Ada benarnya, mengingat angin adalah pergerakan massa udara yang terjadi karena perbedaan tekanan udara yang disebabkan oleh perbedaan suhu. Dan karena posisi Indonesia berada di wilayah yang khatulistiwa yang mendapatkan sinar matahari sepanjang tahun. Maka perbedaaan suhu tidaklah terlalu besar, sehingga angin tidaklah besar, setidaknya jika dibandingkan dengan negara yang beriklim dingin.

Meskipun secara umum rata-rata kecepatan angin di Indonesia rendah, namun sudah memadai untuk pembangkit listrik skala kecil yang sesuai dipasang di daerah setempat untuk memenuhi kebutuhan listrik wilayah yang tidak terlalu besar. Sedangkan untuk wilayah-wilayah yang kecepatan anginnya tinggi pembangkit listrik skala besar memungkinkan untuk dikembangkan.

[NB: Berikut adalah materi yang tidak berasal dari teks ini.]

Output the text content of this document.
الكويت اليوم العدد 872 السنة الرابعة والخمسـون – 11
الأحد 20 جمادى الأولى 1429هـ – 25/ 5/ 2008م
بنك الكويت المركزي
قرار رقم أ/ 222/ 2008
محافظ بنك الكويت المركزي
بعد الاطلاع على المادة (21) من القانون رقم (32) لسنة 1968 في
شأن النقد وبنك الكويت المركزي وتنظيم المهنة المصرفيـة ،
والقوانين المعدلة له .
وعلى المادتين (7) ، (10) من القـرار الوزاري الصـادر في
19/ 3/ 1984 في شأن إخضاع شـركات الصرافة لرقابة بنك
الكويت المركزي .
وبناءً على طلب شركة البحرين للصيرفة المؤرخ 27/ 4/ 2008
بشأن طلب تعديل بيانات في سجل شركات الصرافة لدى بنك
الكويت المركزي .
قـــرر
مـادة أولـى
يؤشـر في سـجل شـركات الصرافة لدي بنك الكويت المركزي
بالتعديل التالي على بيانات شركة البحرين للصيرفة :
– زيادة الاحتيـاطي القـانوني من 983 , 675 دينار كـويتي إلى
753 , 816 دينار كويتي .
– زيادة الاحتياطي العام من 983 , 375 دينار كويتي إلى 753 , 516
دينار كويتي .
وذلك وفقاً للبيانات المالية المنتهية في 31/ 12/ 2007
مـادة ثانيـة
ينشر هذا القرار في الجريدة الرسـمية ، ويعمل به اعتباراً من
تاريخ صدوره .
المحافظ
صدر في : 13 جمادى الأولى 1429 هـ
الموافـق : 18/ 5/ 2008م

Sebuah penelitian di ITB pada tahun 2008 mengungkap bahwa ternyata di beberapa daerah tertentu, khususnya di kawasan timur Indonesia, kecepatan angin ternyata melebihi 5 meter per detik (m/s) dengan perkiraan potensi energi angin setara dengan 450.000 MW. 5 m/s merupakan kecepatan minimal yang bisa digunakan untuk menghasilkan energi listrik dengan menggunakan kincir angin dengan jenis turbin rotor horizontal berdiameter sepuluh meter. Pada wilayah-wilayah berpotensi inilah berpikir regional harus diterapkan. Diharapkan di wilayah-wilayah berpotensi ini diterapkan teknologi yang memungkinkan masing-masing regional berdikari terhadap kebutuhan listrik.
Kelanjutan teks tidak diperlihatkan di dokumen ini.